Kewajiban Pajak Pemegang Pendiri
Salah satu keuntungan IPO adalah manfaat pajak yang diperoleh pemegang saham dan Emiten. Berdasarkan Peraturan Pemerintah (PP) Nomor 14 Tahun 1997 tentang Perubahan atas PP Nomor 41 Tahun 1994 tentang Pajak Penghasilan atas Penghasilan (PPh) dari Transaksi Penjualan Saham di Bursa Efek, pemilik saham pendiri (founder) dikenakan tambahan PPh yang bersifat final sebesar 0,5% dari nilai saham yang dimilikinya pada saat IPO. Penyetoran tambahan PPh dilakukan oleh Perseroan atas nama masing-masing founder dalam jangka waktu paling lambat 1 bulan setelah saham dicatatkan di Bursa Efek. Dalam hal founder tidak memenuhi kewajiban perpajakan pembayaran tambahan PPh final 0,5% maka penghitungan PPh atas keuntungan penjualan saham founder dilakukan berdasarkan tarif PPh yang berlaku umum.
Merujuk ketentuan diatas, mengambil contoh IPO BUKA terdapat potensi penerimaan tambahan PPh sebesar Rp328,5 miliar yang merupakan setoran founder BUKA dengan perhitungan 0,5% dari nilai saham founder saat IPO Rp65,70 triliun.
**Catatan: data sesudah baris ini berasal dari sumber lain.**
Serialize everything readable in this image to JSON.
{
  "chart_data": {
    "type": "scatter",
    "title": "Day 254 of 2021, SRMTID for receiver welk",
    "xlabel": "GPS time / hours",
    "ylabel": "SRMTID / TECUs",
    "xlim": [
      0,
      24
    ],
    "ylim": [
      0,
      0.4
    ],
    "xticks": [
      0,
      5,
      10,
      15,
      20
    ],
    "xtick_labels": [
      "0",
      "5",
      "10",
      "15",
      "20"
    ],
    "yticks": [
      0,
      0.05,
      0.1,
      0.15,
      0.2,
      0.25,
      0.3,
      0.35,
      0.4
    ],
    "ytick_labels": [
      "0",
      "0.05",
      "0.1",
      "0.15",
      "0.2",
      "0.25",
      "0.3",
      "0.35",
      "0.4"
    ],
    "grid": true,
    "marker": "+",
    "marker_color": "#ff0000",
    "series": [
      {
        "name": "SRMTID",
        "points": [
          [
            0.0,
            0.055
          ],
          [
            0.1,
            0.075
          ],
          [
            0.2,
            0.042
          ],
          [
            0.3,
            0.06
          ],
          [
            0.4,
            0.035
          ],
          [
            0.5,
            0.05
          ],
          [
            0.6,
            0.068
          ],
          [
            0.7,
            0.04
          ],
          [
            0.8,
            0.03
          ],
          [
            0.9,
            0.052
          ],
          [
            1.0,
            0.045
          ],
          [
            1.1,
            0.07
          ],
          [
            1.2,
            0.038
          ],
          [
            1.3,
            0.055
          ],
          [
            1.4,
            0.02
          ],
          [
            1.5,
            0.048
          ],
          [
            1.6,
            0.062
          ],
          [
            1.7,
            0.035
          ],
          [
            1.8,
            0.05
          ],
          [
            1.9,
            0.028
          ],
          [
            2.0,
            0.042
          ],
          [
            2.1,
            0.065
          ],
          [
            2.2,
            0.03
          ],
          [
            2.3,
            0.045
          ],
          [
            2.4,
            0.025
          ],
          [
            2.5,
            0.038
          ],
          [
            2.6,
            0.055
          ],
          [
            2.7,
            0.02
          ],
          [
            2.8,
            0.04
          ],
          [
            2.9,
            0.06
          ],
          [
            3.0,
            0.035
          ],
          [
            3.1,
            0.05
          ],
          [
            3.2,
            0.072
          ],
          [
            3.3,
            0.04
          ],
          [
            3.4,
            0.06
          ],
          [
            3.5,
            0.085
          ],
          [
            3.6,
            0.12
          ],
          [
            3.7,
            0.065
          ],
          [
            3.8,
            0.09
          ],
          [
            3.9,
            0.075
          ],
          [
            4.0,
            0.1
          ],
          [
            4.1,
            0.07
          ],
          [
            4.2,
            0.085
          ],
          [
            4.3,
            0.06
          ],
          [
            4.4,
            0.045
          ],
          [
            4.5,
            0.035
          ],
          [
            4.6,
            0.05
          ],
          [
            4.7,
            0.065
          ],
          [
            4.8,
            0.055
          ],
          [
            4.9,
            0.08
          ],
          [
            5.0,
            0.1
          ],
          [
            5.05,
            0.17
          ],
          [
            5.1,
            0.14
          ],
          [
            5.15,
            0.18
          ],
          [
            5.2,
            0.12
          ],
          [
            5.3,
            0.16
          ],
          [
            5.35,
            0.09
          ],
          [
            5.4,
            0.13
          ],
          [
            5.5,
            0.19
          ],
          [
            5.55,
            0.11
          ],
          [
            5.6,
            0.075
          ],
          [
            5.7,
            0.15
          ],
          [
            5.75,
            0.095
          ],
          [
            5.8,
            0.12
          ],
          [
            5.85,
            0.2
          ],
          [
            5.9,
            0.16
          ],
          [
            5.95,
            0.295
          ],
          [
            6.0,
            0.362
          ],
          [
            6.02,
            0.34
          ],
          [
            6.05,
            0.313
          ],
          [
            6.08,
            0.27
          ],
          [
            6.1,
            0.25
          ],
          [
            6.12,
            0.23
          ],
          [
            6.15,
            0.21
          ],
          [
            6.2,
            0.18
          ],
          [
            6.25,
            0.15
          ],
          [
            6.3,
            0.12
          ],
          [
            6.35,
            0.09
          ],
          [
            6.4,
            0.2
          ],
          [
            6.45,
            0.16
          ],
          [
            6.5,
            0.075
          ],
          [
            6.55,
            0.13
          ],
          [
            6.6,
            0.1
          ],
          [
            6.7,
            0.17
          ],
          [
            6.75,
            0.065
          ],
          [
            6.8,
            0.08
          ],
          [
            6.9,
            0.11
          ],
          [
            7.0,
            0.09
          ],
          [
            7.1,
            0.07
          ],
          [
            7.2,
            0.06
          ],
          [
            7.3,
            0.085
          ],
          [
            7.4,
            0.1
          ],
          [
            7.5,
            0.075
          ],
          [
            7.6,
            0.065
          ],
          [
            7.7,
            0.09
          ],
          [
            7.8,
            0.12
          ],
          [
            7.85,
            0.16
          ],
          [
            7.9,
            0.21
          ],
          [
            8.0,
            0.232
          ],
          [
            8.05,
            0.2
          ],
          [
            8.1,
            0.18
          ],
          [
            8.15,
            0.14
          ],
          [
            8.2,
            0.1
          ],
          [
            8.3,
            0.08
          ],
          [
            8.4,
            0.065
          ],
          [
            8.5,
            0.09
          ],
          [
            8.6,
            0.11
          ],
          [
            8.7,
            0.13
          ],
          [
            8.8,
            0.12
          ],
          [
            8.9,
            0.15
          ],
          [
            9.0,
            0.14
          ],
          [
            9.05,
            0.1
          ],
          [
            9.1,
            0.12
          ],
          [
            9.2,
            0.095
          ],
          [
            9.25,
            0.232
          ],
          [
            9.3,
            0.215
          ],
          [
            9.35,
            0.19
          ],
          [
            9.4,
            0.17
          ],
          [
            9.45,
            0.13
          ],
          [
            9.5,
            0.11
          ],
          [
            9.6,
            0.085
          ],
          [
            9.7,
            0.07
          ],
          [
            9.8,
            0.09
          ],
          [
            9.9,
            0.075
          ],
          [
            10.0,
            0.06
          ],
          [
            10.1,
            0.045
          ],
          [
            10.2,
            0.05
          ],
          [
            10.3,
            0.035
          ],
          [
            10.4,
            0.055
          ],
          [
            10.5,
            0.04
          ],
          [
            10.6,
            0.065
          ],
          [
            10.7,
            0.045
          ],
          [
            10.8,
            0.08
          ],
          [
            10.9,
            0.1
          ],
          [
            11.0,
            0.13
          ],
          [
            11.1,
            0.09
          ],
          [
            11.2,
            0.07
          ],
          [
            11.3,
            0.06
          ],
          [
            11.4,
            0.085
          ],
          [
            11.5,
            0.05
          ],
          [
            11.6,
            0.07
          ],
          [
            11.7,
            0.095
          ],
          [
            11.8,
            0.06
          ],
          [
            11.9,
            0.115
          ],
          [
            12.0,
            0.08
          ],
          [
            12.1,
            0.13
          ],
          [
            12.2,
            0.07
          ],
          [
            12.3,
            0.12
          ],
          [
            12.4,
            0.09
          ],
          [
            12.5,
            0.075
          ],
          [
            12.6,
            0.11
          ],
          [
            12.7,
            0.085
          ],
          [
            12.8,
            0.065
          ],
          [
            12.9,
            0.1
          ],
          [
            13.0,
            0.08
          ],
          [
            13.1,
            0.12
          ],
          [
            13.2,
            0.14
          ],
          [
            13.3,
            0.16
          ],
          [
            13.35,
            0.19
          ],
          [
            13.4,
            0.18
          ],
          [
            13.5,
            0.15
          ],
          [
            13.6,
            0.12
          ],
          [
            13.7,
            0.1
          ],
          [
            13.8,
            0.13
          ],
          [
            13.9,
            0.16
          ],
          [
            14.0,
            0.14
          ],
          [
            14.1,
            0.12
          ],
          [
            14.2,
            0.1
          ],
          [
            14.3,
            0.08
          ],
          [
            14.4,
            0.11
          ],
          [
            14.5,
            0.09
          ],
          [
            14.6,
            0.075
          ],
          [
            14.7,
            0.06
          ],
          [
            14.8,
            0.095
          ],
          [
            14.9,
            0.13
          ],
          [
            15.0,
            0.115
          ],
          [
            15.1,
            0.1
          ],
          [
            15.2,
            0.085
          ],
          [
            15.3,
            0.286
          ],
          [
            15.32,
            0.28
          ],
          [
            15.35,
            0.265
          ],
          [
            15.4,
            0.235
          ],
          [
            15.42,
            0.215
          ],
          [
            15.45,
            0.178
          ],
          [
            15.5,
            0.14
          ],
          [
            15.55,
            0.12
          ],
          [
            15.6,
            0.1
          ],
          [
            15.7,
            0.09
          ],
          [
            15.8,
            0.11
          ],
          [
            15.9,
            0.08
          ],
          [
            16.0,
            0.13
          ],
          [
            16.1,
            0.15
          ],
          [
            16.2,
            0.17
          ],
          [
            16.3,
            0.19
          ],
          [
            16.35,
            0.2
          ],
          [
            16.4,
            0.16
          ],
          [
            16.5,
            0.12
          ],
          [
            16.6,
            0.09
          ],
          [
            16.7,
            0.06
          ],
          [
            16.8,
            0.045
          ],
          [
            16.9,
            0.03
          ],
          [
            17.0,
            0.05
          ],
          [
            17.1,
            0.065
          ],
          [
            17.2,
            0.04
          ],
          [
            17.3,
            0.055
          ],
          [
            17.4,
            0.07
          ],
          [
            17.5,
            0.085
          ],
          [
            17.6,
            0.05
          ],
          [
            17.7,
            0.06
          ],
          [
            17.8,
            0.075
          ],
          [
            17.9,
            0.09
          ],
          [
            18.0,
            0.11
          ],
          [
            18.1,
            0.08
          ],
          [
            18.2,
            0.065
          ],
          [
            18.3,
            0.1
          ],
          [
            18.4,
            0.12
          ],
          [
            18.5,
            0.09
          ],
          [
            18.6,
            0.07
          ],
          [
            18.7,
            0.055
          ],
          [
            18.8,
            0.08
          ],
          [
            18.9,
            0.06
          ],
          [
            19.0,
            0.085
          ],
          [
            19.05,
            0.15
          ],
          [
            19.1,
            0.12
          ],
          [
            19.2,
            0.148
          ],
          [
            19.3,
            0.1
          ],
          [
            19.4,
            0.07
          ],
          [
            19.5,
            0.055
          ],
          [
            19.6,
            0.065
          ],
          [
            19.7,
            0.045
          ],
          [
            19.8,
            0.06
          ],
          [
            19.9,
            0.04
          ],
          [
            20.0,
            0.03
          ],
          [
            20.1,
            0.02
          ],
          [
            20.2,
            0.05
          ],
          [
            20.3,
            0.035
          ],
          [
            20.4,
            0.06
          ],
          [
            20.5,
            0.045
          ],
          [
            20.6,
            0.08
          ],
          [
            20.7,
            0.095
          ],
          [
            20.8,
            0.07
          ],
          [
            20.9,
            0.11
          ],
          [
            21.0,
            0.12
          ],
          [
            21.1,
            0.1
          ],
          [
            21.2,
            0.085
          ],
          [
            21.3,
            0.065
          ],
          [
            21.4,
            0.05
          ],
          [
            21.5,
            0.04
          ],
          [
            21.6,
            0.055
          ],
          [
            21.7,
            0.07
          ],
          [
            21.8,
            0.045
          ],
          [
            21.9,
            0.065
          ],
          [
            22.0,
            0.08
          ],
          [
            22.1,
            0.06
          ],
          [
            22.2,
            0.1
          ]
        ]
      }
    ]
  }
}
Kondisi yang sama akan terjadi pada IPO MTEL, dimana potensi tambahan PPh cukup besar juga. Sepintas dapat kita lihat betapa besarnya potensi tambahan PPh dari IPO dengan nilai penawaran jumbo.
Dengan melakukan pembayaran tambahan pajak PPh, founder mendapatkan benefit pajak jika mau exit, karena atas transaksi penjualan saham founder hanya akan dikenakan PPh penjualan saham sebesar 0,1% yang bersifat final.
Sejarah pernah mencatat beberapa founder melepaskan saham mayoritasnya dalam kurun waktu tidak terlalu lama pasca IPO. Divestasi pasca IPO menjadi pintu bagi founder untuk memperoleh penghematan pajak secara signifikan. Sekitar tahun 2012 pernah hangat pembahasan wacana pengenaan pajak atas keuntungan transaksi penjualan saham founder.
Menurut Dirjen Pajak saat itu, tarif PPh final sebesar 0,5% itu sangat kecil bila dibandingkan keuntungan yang bisa diraih pemegang saham saat melepas saham perdananya di bursa. Namun hingga saat ini kebijakan pengenaan pajak atas keuntungan transaksi penjualan saham founder tidak berubah.
Dalam rangka meningkatkan penerimaan pajak menurut penulis hal tersebut relevan untuk dibahas kembali, sehingga akan diperoleh keseimbangan dalam aksi korporasi yang dilakukan para founder dengan kontribusinya pada penerimaan negara.